S waves hitting an abrupt change in seismic velocity can convert to P waves (called Sp); likewise, P waves can convert to S waves (called Ps).
As those P and S waves travel through the Earth, they may well encounter a large, abrupt change in physical properties—a change in the composition of the mantle, say, or a change in melt content, or a mineral phase transition—and that change causes some wave energy to convert from P to S or S to P. Starting with a P wave on one side of a contrast, you’ll get a P wave and a weak S wave, which we call Ps, on the other side; an S wave incident on a contrast will give you an S and a weak P known as Sp. The initial wave and its converted partner then continue on their merry ways.
In the seismology olympics, P waves win all the races (sorry, S waves).
Since P waves travel faster than S waves, the initial and converted waves will reach us at our seismometer (aka our receiver) at different times. We can use the time difference between the direct P or S and its converted counterpart to estimate the depth at which the conversion happened, based on what we know about P and S wave velocities.
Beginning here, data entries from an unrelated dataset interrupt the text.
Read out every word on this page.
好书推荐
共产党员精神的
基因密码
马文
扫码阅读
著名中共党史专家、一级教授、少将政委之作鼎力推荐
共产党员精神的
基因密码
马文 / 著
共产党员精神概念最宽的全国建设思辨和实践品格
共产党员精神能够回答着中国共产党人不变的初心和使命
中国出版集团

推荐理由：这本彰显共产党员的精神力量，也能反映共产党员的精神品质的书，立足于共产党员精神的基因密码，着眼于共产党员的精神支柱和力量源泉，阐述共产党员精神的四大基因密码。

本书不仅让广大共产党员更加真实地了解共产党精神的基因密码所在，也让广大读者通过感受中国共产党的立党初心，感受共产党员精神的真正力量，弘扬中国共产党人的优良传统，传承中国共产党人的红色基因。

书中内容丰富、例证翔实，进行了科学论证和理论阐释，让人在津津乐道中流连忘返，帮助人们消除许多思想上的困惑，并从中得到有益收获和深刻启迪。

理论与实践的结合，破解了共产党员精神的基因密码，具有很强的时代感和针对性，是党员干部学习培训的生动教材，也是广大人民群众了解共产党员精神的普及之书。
Receiver functions are how we measure that time difference. Converted waves are usually not very energetic, so they’re hard to see in seismic data. The receiver function method is a way of ferreting out those converted phases using a technique called deconvolution.
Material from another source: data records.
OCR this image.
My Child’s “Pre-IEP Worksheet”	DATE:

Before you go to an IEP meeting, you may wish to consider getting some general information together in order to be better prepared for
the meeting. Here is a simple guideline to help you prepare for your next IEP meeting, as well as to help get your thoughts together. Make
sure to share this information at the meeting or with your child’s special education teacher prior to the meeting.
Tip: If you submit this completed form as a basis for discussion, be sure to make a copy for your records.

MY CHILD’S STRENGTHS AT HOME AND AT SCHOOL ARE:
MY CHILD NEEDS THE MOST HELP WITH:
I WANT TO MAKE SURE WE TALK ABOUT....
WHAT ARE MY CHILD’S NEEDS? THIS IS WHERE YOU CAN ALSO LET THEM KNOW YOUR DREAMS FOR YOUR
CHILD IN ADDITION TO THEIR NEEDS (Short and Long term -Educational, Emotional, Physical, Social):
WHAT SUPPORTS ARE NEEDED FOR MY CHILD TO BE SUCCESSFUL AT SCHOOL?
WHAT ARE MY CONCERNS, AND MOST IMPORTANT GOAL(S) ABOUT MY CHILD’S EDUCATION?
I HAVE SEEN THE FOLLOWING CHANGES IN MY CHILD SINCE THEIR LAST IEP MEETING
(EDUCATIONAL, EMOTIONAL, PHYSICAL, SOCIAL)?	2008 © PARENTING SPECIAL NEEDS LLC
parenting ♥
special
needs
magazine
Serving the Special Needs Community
The top two traces are example records of P and S wave data, which can be used to calculate the receiver function shown at the bottom. With this perfect (noise-free) example data, converted waves show up easily. Figure modified from Shearer (2008).
Intuitively, you can think of deconvolution as a matching process. We know the shape of the initial wave, and we want to find its converted partner—for example, say we’re using an initial P wave to look for converted S waves. We take the P wave from the vertical motion measured by our seismometer, and compare its shape to the seismometer’s record of horizontal motion to try and find similar-looking bits of S waves. Say the P wave is about 10 seconds long: line it up with the first 10 seconds of the horizontal record. How similar do they look? If they look very similar, the receiver function value there is large and positive; if they look similar but with opposite sign, large and negative; or if they look very different, then the value is near zero. Now slide the P wave over a little in time and compare it to another 10 second section of the horizontal record. Keep sliding that P wave along the whole record, and voila! You’ve got your receiver function.
In a receiver function, converted phases should show up as positive or negative peaks. The sign depends on the kind of contrast that caused the conversion, and those conversions happened more or less directly below our seismometer. The method doesn’t always work: if the data are too noisy, for example, we may not be able to see anything at all. But if the data are good, all sorts of structure can show up.
Receiver functions can help us find the base of the continental lithosphere! The blue band with the white dashes running through it is interpreted as the lithosphere-asthenosphere boundary beneath the Northwest US. Figure from Hopper et al. 2014.
Receiver functions have been used to map out upper mantle structure in many places. These functions can help us image the 410 and 660 discontinuities, which are associated with mineral phase changes in the upper mantle; they can reveal the lower boundaries of tectonic plates; and they have illuminated a feature known as the mid-lithospheric discontinuity in some parts of the continents. In my research, I’m using receiver functions to try and image the bottom boundary of the Pacific plate using data from ocean-bottom seismometers.
In the end, the Wide Receiver Functions didn’t do very well in the fantasy football league—I think they came in last, or second to last, among the teams. I don’t really understand the game: they measure distances in yards, increment points in sevens, and when one player tackles another, they don’t even bifurcate into P and S players on the other side. And what’s getting converted in a 2-point conversion, anyway? But I know a lot more about seismology than I do about football, and hopefully my actual receiver function calculations will go better than the first and final season of the Wide Receiver Functions.